Nearby Shanghai copper futures rose on Wednesday while most others fell, as the prospect of tighter domestic supply led to steeper backwardation. Some copper originally destined for China has been diverted, after several weeks of soft demand kept domestic prices well below peaking international prices.
A large importer is expected to cancel copper imports contracted for September, traders said. That should help tighten spot supply, especially once factories resume full operations after a summer lull, they said. Shanghai's most-active November contract ended at 34,620 yuan ($4,274) a tonne on Wednesday, up a marginal 20-yuan from Tuesday's close, after an afternoon drop mostly wiped out gains.
October climbed 50 yuan to 35,020 yuan. Combined trading volume slid slightly on Wednesday to 80,140 lots from 82,902 on Tuesday. But traders were bullish about long-term price rises.
"Futures may hit some short-term technical resistance, but in the medium and long term we are optimistic," a trader in Shanghai said, cites short supply.

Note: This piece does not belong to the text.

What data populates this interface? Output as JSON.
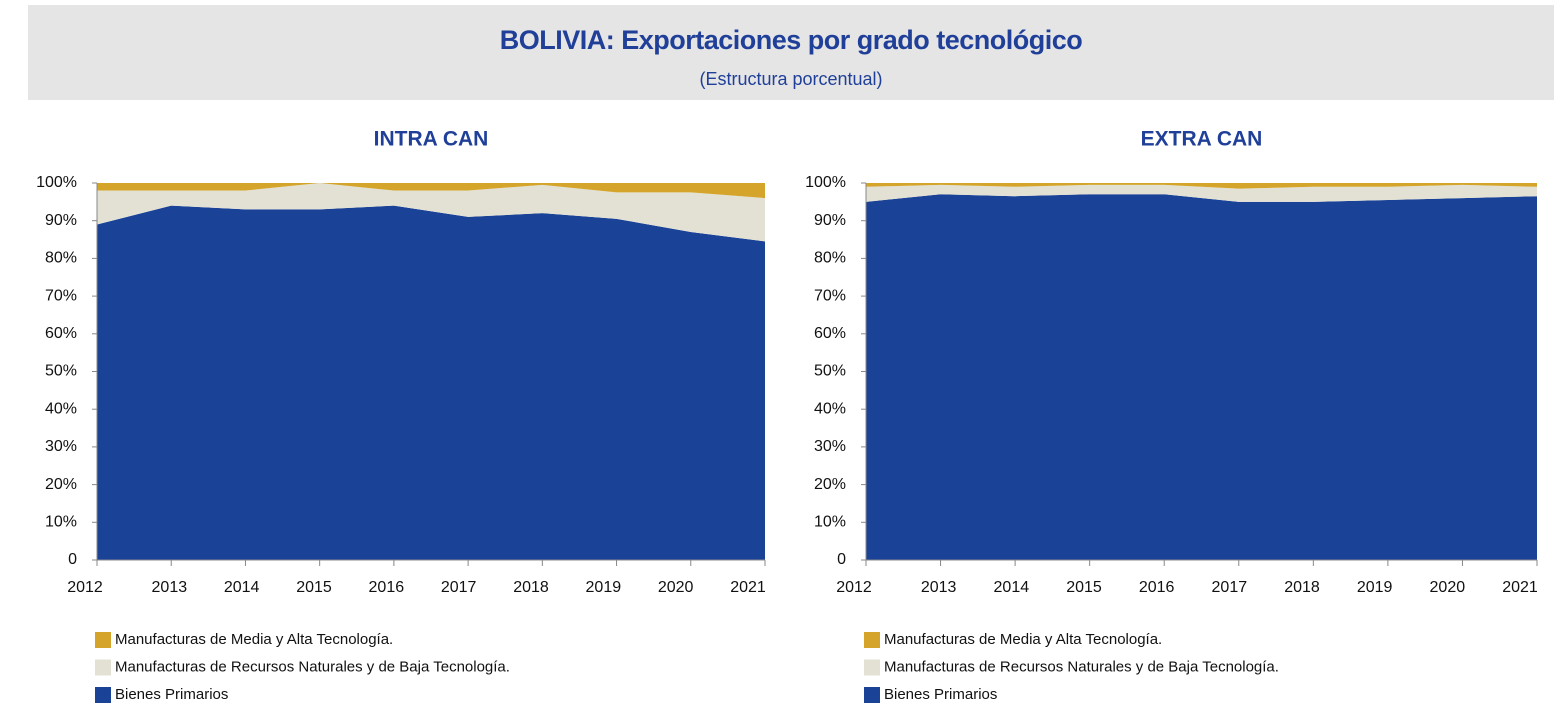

Spot copper in Shanghai jumped 435 yuan to 35,700-35,830 yuan a tonne on Wednesday on the prospect that supplies will tighten. But it is still 4 percent below the historic peak in May.
London Metal Exchange copper futures have hit several new highs since late July, on speculative fund buying fuelled by supply disruptions due to labour disputes.
Benchmark LME copper for delivery in three months was at $3,659.50 a tonne on Wednesday, up $32 from $3,627.50 at the same time on Tuesday. An historic high on Tuesday helped lift Shanghai futures on Wednesday.
Shanghai aluminium futures fell a little on Wednesday.